Я довольно… Я уже в Москве благодаря влиянию моих менторов занимался театром. В Иерусалиме я вел весь год благодаря Славе Цукерману, кинорежиссеру, стал временно режиссером студенческого театра при Иерусалиме, студии для двуязычных студентов. И мы поставили… Переработал два водевиля Козьмы Пруткова. Это было смешно. Я надеюсь, я к этому опыту не вернусь, потому что это были студенты — теоретики театра, играть они не умели. Моя задача была — так расставить стулья, чтобы они об эти стулья не покалечили себя. Но все равно это был удивительный опыт. И потом, когда уже я переехал в Лондон, я, собственно говоря, зарабатывал деньги такие на дневные насущные нужды театральными рецензиями, главным образом для Русской службы Би-би-си. И я был по три-четыре раза в театре. И вот этот вот второй момент… Я упомянул Русскую службу Би-би-си, я работал уже и по-английски на радио. Этот момент — радио. Так вот, театр — это все-таки тоже в каком-то смысле раздвоенность. Это сцена и это публика. И есть замечательный драматург Пиранделло, который увязывает то, что происходит на сцене, с тем, что происходит в зале. И радио — это тоже своего рода раздвоенность такая, которую можно назвать в каком-то смысле отражающей эмиграцию или изгнание, или экспатриацию… Я не знаю, как называть эту раздвоенность, но в тот момент, когда я был радиовещателем, я сидел в студии, мое тело находилось в Лондоне, в то время как голос мой путешествовал по каким-то неведомым маршрутам и доходил не только до моих друзей в Москве, но и до Тихого океана. И вот голос был где-то там, моя душа, а мое тело было, значит, здесь, в Лондоне. И третий, наверное, момент, он состоял в том, что мы как бы ищем то, что мы потеряли, в других ипостасях, в других формациях. И по разным причинам — я потом как-нибудь чуть позже в нашем разговоре могу вернуться к этому — я искал какой-то другой Лондон уже в Лондоне, и я его нашел в Сохо.
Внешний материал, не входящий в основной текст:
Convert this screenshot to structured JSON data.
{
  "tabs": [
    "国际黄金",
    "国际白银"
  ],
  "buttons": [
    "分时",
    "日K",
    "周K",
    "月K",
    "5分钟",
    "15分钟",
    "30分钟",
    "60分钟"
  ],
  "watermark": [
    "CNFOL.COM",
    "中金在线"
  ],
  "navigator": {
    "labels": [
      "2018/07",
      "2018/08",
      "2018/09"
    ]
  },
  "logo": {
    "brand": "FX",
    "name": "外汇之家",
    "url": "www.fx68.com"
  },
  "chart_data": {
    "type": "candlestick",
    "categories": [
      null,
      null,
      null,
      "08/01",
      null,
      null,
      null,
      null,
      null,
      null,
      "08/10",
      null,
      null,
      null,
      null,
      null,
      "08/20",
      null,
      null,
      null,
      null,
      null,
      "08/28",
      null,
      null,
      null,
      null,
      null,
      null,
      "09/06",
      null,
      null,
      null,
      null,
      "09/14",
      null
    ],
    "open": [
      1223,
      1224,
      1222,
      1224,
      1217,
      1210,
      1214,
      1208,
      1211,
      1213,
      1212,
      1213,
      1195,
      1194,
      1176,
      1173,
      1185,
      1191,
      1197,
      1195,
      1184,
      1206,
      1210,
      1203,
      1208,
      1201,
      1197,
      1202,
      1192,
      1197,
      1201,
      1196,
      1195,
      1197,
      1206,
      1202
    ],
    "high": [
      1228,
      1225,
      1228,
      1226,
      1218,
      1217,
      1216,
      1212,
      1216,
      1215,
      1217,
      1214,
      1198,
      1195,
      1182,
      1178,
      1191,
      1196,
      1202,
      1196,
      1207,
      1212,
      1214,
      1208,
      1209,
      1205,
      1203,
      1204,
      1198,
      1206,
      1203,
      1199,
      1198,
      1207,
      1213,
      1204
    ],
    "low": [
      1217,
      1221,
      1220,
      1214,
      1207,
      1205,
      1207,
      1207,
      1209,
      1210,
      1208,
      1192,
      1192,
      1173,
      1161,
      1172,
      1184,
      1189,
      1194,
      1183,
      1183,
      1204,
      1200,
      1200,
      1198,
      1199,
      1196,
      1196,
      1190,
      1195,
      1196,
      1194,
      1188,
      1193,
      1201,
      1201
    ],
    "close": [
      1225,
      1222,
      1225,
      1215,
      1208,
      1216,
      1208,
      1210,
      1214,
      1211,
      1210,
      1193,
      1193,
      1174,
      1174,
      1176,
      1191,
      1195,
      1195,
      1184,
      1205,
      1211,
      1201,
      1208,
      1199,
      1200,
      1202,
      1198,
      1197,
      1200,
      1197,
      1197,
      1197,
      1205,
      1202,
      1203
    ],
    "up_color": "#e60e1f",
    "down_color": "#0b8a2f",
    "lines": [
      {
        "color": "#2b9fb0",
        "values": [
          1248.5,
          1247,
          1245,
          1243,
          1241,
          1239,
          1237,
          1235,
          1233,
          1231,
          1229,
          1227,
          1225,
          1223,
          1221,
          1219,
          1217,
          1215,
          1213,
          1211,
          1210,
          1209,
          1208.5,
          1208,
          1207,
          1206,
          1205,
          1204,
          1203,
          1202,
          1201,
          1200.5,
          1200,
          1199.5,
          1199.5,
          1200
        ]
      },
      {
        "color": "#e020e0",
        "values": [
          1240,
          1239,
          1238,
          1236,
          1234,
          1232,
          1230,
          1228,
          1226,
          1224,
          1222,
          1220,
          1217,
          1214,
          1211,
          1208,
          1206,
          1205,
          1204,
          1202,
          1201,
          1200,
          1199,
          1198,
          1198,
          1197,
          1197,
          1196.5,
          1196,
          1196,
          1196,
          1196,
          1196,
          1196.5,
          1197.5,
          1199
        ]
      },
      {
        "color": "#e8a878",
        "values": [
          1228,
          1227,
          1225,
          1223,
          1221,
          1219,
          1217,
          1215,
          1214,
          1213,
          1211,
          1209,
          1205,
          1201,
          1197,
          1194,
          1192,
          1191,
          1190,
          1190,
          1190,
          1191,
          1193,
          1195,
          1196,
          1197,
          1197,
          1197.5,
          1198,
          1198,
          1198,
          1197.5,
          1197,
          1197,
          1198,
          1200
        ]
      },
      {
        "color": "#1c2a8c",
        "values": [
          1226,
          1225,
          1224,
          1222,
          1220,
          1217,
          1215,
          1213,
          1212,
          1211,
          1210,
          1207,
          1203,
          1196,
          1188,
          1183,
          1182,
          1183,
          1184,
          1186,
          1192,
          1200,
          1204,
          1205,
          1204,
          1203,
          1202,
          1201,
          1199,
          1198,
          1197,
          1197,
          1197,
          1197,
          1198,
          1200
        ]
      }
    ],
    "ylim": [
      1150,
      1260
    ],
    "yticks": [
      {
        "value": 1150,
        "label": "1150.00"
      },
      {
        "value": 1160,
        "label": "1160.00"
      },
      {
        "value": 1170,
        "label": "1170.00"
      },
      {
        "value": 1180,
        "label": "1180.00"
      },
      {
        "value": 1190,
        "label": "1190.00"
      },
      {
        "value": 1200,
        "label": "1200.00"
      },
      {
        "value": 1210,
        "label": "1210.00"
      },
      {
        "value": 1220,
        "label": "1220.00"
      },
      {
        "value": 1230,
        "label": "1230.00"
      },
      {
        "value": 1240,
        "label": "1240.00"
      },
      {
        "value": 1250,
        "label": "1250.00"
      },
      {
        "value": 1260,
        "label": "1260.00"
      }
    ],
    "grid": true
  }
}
В этом Сохо я восстановил какие-то отношения… Я не хочу употреблять слово «антиистеблишмент», но речь идет о мире, который отделял себя от всего остального Лондона. Это Лондон, который не знают даже лондонцы, не говоря уже о мигрантах или приехавших, попавших в Лондон относительно недавно.
И вот это вот три момента моей жизни — театр, радио и жизнь в Сохо, сближение с людьми в Сохо — это такие главные мотивы вот этой вот истории, которые, собственно говоря, стали возникать у меня в мозгах, у меня в голове. И, собственно говоря, вот этот сборник, «Нет причины для тревоги», — там как бы все вот эти вот мотивы, все эти темы, они возникают.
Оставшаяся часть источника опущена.